The union reduced the distance of the run section due to concerns that the weather conditions at the end of the race would have fallen within “extreme levels.”
It is the latest of the Tokyo Games’ test events to highlight concerns over the sweltering summer temperatures that can be expected at the Olympics from July 24 to Aug. 9 next year.
Soaring temperatures have killed at least 57 people across Japan since late last month, highlighting the possible health threat to athletes and fans.
Lessons would be learned from the triathlon event, Tokyo Games spokesman Masa Takaya said.
“The ITU informed Tokyo 2020 that a comprehensive review is necessary soon after the competitions this week,” Takaya said in a statement. “In this respect, we will continue to work closely together with the team.”
“Tokyo 2020’s collaboration with the ITU [has] led to the implementation of measures to combat summer heat, including [a] change of races’ start time, revised heat stress protocols, specially trained personnel and extra water stations on the course,” he added.

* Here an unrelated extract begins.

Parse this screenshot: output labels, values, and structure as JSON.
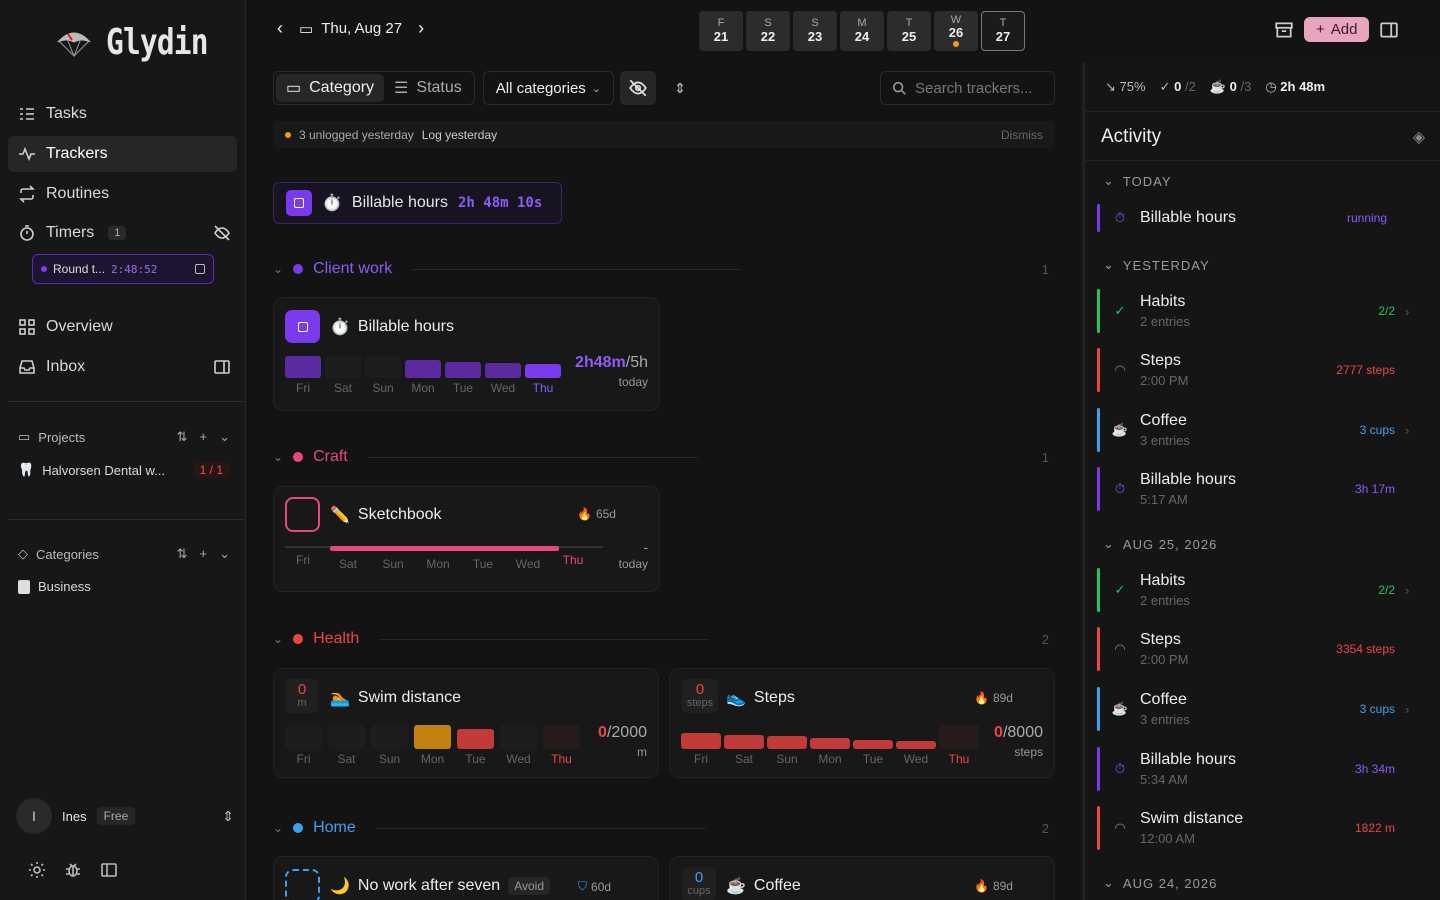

The swimming and cycling segments remained the same after the ITU deemed that the water quality and temperature at Odaiba Marine Park were within regulation.
However, yesterday’s triathlon race was another setback for organizers, following a difficult period of test events.
Kyodo News last weekend reported that several athletes were treated for heatstroke at the World Rowing Junior Championships in Tokyo, which was another test event.
There were also complaints from spectators at the lack of protection from the sun, as the venue was constructed with the roof only covering about half of the 2,000 seats.
The decision was made in 2016 to reduce the size of the roof at the then-new venue as a cost-cutting measure by the Tokyo Metropolitan Government.
“We will not be changing the venue in any way and will not be increasing the size of the stand cover before the Tokyo 2020 Olympics,” the city government told reporters via e-mail.
At the swimming marathon test event last weekend, also held at Odaiba Marine Park, local media reported athletes complaining of a bad smell in the water.
However, Tokyo organizers earlier this week said that the water quality was not an issue for the union, which was prepared to let its test event go ahead as scheduled.
“The test results for the past week show that the water quality is good enough and that the number of E. Coli and enterococci are continuously well below the level of ITU criteria,” organizers said in a statement on Tuesday.
They added that they would install more filtering screens ahead of the Games to those already in place after 2017 tests showed levels of Escherichia coli up to 20 times above the accepted limit and fecal coliform bacteria seven times higher.
Single-layer screens installed in Tokyo Bay have helped reduce the bacteria, organizers said.
“For next year, we will install triple-layer screens to assure the successful delivery of the competitions,” they said. “The installation of triple-layer screens takes a significant amount of time … [so] we decided to go with the single-layer screen under the agreement with the federations.”